Ostry A S
Department of Health Care and Epidemiology, University of British Columbia, Vancouver, Canada.
Int J Health Serv. 2001;31(3):475-80. doi: 10.2190/MT8D-H4EC-JKME-3KD3.
The World Trade Organization (WTO) creates new challenges for the Canadian health care system, arguably one of the most "socialized" systems in the world today. In particular, the WTO's enhanced trade dispute resolution powers, enforceable with sanctions, may make Canadian health care vulnerable to corporate penetration, particularly in the pharmaceutical and private health services delivery sectors. The Free Trade Agreement and its extension, the North American Free Trade Agreement, gave multinational pharmaceutical companies greater freedom in Canada at the expense of the Canadian generic drug industry. Recent challenges by the WTO have continued this process, which will limit the health care system's ability to control drug costs. And pressure is growing, through WTO's General Agreement on Trade in Services and moves by the Alberta provincial government to privatize health care delivery, to open up the Canadian system to corporate penetration. New WTO agreements will bring increasing pressure to privatize Canada's public health care system and limit government's ability to control pharmaceutical costs.

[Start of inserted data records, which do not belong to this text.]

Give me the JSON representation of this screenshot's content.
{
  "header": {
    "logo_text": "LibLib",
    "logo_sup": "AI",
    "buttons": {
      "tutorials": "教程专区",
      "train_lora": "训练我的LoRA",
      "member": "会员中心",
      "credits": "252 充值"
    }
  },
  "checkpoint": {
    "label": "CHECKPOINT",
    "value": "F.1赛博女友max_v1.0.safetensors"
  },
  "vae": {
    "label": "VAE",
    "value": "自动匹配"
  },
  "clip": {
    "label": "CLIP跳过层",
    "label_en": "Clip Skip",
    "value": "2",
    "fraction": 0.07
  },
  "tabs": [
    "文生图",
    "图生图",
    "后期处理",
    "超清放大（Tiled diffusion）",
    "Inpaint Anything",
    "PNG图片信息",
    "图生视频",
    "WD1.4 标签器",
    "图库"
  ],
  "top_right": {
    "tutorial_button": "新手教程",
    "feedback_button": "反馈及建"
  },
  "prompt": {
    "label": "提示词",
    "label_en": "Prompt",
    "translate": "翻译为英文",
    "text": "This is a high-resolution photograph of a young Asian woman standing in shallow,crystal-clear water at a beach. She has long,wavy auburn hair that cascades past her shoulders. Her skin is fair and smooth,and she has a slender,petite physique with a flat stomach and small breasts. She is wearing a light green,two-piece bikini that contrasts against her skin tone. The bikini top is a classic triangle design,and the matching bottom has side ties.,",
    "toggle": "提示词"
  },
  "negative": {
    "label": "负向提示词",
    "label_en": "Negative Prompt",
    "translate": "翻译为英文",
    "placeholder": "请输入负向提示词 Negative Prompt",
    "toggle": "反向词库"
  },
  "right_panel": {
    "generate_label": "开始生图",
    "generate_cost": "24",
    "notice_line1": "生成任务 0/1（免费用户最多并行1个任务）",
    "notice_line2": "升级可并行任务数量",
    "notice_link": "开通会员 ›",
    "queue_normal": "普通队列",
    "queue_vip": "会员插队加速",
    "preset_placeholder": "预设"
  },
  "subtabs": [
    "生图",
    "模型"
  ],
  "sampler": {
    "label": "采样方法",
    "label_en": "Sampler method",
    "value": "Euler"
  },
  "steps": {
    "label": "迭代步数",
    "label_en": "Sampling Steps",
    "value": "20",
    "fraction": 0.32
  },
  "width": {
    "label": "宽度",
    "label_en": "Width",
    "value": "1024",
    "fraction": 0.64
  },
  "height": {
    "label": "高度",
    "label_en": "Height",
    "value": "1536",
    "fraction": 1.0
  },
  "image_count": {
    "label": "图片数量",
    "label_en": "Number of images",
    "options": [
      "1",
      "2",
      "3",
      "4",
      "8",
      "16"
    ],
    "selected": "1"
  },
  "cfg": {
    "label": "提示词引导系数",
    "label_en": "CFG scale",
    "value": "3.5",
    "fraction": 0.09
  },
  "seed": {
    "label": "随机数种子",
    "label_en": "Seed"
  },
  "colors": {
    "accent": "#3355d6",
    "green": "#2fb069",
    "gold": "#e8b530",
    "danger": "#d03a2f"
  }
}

世界贸易组织(WTO)给加拿大医疗保健系统带来了新挑战,加拿大医疗保健系统可以说是当今世界最“社会化”的系统之一。特别是,WTO增强的贸易争端解决权力(可通过制裁来执行)可能使加拿大医疗保健系统容易受到企业渗透,尤其是在制药和私人医疗服务提供领域。自由贸易协定及其扩展协议《北美自由贸易协定》,以牺牲加拿大非专利药品行业为代价,给予了跨国制药公司在加拿大更大的自由度。WTO最近提出的挑战延续了这一进程,这将限制医疗保健系统控制药品成本的能力。而且,通过WTO的《服务贸易总协定》以及艾伯塔省政府推动医疗服务提供私有化的举措,企业渗透加拿大医疗保健系统的压力正在增大。新的WTO协定将给加拿大公共医疗保健系统的私有化带来越来越大的压力,并限制政府控制药品成本的能力。